Saat Renan akan membuka pintu rumah, terdengar perdebatan yang mengusik
telinganya. Ia pun lebih menajamkan pendengarannya.
"Kamu nggak bisa gitu, mas! Renan berhak
menentukan cita-citanya sendiri!"
"Sekali saya bilang tidak, ya tidak, Ayu! Renan
harus menjadi pemimpin di perusahaanku!"
"Kenapa sih mas, kamu selalu memaksakan
kehendakmu ke Renan? Apa salahnya jika ia bercita-cita menjadi dosen? Toh,
dosen juga tetap pekerjaan yang mulia."
"Berhenti melanjutkan perkataanmu, Ayu! Mas
sudah pusing mendengarnya."
"Mas yang berhenti egois! Renan udah dewasa,
keputusan ada di tangannya."
"Kamu masih berani menjawab, Ayu!" gertak
Ayah Renan dengan tangan yang menampar pipi Ayu hingga Ayu tak sadarkan diri.

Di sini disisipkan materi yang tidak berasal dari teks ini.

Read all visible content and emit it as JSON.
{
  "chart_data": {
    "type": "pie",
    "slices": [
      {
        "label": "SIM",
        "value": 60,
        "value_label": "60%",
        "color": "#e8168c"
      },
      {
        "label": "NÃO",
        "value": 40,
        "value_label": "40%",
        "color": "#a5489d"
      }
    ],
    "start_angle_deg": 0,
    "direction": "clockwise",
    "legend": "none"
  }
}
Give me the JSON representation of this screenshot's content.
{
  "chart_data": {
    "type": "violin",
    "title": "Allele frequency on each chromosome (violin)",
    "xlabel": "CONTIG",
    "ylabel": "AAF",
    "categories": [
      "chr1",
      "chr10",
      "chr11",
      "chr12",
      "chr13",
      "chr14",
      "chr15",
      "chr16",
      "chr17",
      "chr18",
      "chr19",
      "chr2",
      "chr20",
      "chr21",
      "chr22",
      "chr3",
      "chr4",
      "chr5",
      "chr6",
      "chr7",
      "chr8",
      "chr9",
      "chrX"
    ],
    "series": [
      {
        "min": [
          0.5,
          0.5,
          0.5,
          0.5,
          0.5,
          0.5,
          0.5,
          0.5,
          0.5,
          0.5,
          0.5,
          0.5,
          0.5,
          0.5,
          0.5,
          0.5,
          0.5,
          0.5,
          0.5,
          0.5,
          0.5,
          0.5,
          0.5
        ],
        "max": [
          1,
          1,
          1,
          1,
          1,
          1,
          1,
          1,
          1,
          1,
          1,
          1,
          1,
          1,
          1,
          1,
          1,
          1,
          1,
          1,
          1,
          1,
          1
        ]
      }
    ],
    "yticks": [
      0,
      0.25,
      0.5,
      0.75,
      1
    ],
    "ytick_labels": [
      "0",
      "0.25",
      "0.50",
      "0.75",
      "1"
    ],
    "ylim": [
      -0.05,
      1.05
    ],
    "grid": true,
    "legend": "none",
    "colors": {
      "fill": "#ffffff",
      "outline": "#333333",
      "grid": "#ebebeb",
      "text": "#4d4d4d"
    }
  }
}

Renan yang mendengarkan perdebatan dan tamparan
segera masuk ke rumah dan
"AYAH!!" teriak Renan dengan muka merah
padam
"APA YANG UDAH AYAH LAKUKAN KE BUNDA,
HAH?"
Renan pun segera menghampiri sang bunda yang
tergeletak di lantai. Melihat Ayu tak sadarkan diri, Renan lantas berlalu dan
membawa bundanya ke rumah sakit.
Beberapa jam kemudian, seorang dokter yang menangani
Ayu keluar dari ruangan dan mengatakan bahwa saat ini pasien sedang dalam
keadaan koma. Renan yang mendengar kabar tersebut terkejut dan segera berlalu
mengabaikan panggilan sang ayah.
Renan merasa kalut, ia tak tau harus kemana. Hingga
akhirnya, Renan memutuskan untuk mengunjungi Dimas. Ya, Dimas adalah teman masa
kecilnya yang berada di dusun tempat Renan tinggal dulu. Melihat Renan datang,
Dimas pun terkejut dan bertanya, "Hal apa yang membawamu hingga
kesini?". Segera, Renan menceritakan kejadian yang telah menimpanya. Dimas
turut prihatin atas kejadian yang menimpa Renan.
Dimas pun berdiri dan mengajak Renan ke pekarangan
dekat rumahnya. Tangannya menunjuk ke barisan pohon yang mengelilingi
pekarangan. Ia mengatakan, "Aku menanam barisan pohon itu tujuh tahun lalu
untuk melindungi kebun dari tiupan angin kencang. Pepohonan ini tumbuh besar
sejajar garis yang ada. Untuk membentengi rumahku dari binatang buas yang
sering menerobos pada malam hari, aku meliliti pohon-pohon itu dengan kawat
berduri."
"Setahun kemudian, aku lihat sebagian pohon
mati gara-gara kulitnya tertekan kawat berduri. Namun, sebagian pohon lainnya
masih bertahan hidup. Kawat itu seolah menjadi bagian darinya, sehingga pohon
tersebut terus bertumbuh. Karenanya, kalau kau lihat barisan pepohonan ini,
sebagian masih tegak berdiri mengalahkan kawat yang melilitnya, dan sebagian
lainnya mati karena pertumbuhannya terdesak oleh kawat berduri."
Semua yang ada di sekitar kita selalu berubah.
Selama matahari masih terbit, fajar esok hari pasti datang. Tidak menutup
kemungkinan kita akan dihadapkan pada kondisi berbeda yang benar-benar baru.
Kita dituntut untuk beradaptasi dengan segala yang terjadi didalamnya seperti
kesempatan emas, tantangan, dan kesulitan. Hadapi perubahan yang terjadi dalam
hidupmu dengan hati tulus ikhlas, tanpa menggerutu. Yakinlah seberat dan
sesulit apapun perubahan itu pasti membawa kabar gembira yang akan
menerbangkanmu pada keadaan yang lebih baik.